Im Rahmen unserer Bemühungen, diese entstehende Dynamik zu verstehen, veranstaltet das Tricontinental: Institute for Social Research gemeinsam mit der No Cold War-Kampagne, ALBA Movimientos, Pan-Africanism Today, dem International Strategy Center (Südkorea) und der International Peoples’ Assembly am 17. Juni das Webinar «The New Non-Alignment and the New Cold War». Zu den Referenten gehören Ronnie Kasrils (ehemaliger Geheimdienstminister, Südafrika), Sevim Dağdelen (stellvertretende Fraktionsvorsitzende der Partei Die Linke im Deutschen Bundestag), Stephanie Weatherbee (International Peoples’ Assembly) und Srujana Bodapati (Tricontinental).
1931 schrieb die jamaikanische Dichterin und Journalistin Una Marson (1905–1965) «There Will Come a Time», ein Gedicht voller Hoffnung auf eine Zukunft, «in der Liebe und Brüderlichkeit die Oberhand haben werden». Die Menschen in der kolonisierten Welt, schrieb sie, müssen einen anhaltenden Kampf führen, um ihre Freiheit zu erlangen.
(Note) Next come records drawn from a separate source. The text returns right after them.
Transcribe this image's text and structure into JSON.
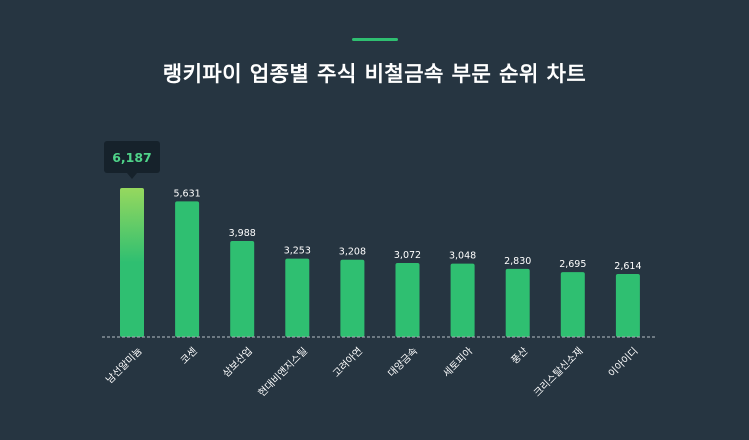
{
  "title": "랭키파이 업종별 주식 비철금속 부문 순위 차트",
  "colors": {
    "background": "#263541",
    "bar": "#2fbf71",
    "bar_highlight_top": "#96d85e",
    "tooltip_bg": "#16222b",
    "tooltip_text": "#4fd389",
    "baseline": "#9aa4ab"
  },
  "chart_data": {
    "type": "bar",
    "categories": [
      "남선알미늄",
      "코센",
      "삼보산업",
      "현대비앤지스틸",
      "고려아연",
      "대양금속",
      "세토피아",
      "풍산",
      "크리스탈신소재",
      "이아이디"
    ],
    "values": [
      6187,
      5631,
      3988,
      3253,
      3208,
      3072,
      3048,
      2830,
      2695,
      2614
    ],
    "value_labels": [
      "6,187",
      "5,631",
      "3,988",
      "3,253",
      "3,208",
      "3,072",
      "3,048",
      "2,830",
      "2,695",
      "2,614"
    ],
    "highlight_index": 0,
    "grid": false,
    "legend": "none"
  }
}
Wir sind noch lange nicht am Ende dieses Kampfes angelangt, aber wir sind auch nicht mehr bereit, uns fast vollständig unterzuordnen, wie es zur Zeit der Vorherrschaft der Triade der Fall war, die von 1991 bis heute andauert. Es lohnt sich, auf Marson zurückzukommen, die mit Sicherheit wusste, dass eine gerechtere Welt kommen wird, auch wenn sie nicht mehr am Leben sein würde, dies zu erleben:
Was macht es, dass wir wie verängstigte Vögel sind
Die ihre Fügel gegen die Eisenstäbe schlagen
Bis Blutstropfen fallen, und in herzzerreißenden Liedern
Unsere Seelen zu Gott hinübergehen? Genau diese Worte,
In Qualen gesungen, werden mächtig entfalten.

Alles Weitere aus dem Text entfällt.